Significance of the Study:

Congenital heart disease is the most common inborn defect. Improved surgical techniques and medical therapies for pediatric patients have led to the survival of more than one million adults with congenital heart disease in the United States, as over 20,000 graduate to adulthood yearly. It has been estimated that nearly 50% of this population requires life-long specialized care. In contrast, the number of adults with congenital heart disease receiving this specialized medical care represents a fraction of projected estimates In addition, the majority of patients actually receiving care have experienced large gaps in follow-up, typically starting in late adolescence and often extending until the onset of an acute health crisis.

Reasons for care gaps likely include educational factors, but despite numerous initiatives to sensitize patients regarding the need for life long medical care, the challenges remain substantial. Foremost among these difficulties is the inability to reach out to patients who have been lost to care. It is therefore important to improve education prior to loss to care in order to maximize the likelihood that patients who require specialized life-long care benefit from it.

ACHA recognizes that the way to improve the lives of adults with congenital heart disease is to encourage and ensure “Lifelong Cardiac Care” (cardiac care that is without interruption throughout a patient’s lifetime, provided at appropriate intervals by appropriate providers as described in published adult congenital heart care guidelines).
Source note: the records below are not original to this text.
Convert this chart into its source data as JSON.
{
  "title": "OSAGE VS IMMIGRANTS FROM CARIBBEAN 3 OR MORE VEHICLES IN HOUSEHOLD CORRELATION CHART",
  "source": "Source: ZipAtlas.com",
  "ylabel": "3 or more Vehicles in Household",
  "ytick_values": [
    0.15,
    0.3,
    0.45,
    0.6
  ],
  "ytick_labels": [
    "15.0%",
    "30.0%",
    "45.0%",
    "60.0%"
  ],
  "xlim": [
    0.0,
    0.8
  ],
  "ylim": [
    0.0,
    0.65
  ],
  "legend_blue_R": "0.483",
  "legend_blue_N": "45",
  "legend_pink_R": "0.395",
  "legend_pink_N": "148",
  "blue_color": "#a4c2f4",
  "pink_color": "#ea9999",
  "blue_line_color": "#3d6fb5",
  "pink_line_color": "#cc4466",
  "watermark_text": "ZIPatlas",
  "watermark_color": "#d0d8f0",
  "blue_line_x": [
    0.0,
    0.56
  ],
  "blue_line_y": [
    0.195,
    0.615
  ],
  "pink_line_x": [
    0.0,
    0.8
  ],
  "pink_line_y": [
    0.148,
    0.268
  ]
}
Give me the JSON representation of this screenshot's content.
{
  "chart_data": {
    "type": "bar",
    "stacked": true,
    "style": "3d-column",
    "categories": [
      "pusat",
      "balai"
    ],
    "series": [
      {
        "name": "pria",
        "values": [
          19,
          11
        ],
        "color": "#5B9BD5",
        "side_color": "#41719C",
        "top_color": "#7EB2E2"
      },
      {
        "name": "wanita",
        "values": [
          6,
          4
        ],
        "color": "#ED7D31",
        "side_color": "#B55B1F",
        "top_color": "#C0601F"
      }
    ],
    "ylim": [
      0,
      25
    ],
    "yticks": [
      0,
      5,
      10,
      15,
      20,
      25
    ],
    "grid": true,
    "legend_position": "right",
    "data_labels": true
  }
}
As such, the ACHA is promoting efforts to engage patients and their families prior to loss to care through this study and campaign.

We expect that upon completion of this project the Parental Knowledge study results will help the medical community to better understand what parents and guardians of children with CHD know about their children’s future health care needs, and will help ACHA evaluate its educational approach through the Life-Long Care Campaign. This knowledge will be used to design future research projects and larger-scale direct targeted educational initiatives and programs.

Participating centers include:

Nationwide Children’s Hospital
Children’s Hospital Boston
University of Florida
UCSF Medical Center
Akron Children’s Hospital
Children's Hospital Los Angeles
The Children's Heart Clinic
Miami Children's Hospital
Penn State Hershey Medical Center

References:

Marelli AJ, Mackie AS, Ionescu-Ittu R, Rahme E, Pilote L. Congenital heart disease in the general population: changing prevalence and age distribution. Circulation. 2007 Jan 16;115(2):163-72

Warnes CA, Liberthson R, Danielson GK, et al. Task force 1: the changing profile of congenital heart disease in adult life. J Am Coll Cardiol. Apr 2001;37(5):1170-1175.

Hoffman JI, Kaplan S, Liberthson RR. Prevalence of congenital heart disease. Am Heart J. Mar 2004;147(3):425-439.

Therrien J, Gatzoulis M, Graham T, Bink-Boelkens M, Connelly M, Niwa K, Mulder B, Pyeritz R, Perloff J, Somerville J, Webb GD. Canadian Cardiovascular Society Consensus Conference 2001 update: Recommendations for the Management of Adults with Congenital Heart Disease--Part II. Can J Cardiol. 2001 Oct;17(10):1029-50

Niwa K, Perloff JK, Webb GD, et al. Survey of specialized tertiary care facilities for adults with congenital heart disease. Int J Cardiol. Aug 2004;96(2):211-216.

U.S. Department of Health and Human Services. Healthy People 2010. 2nd Edn. (Understanding and improving health, Vol. 1).Objectives for improving health, Vol. 2). Washington, DC: U.S. Government Printing Office; November 2000.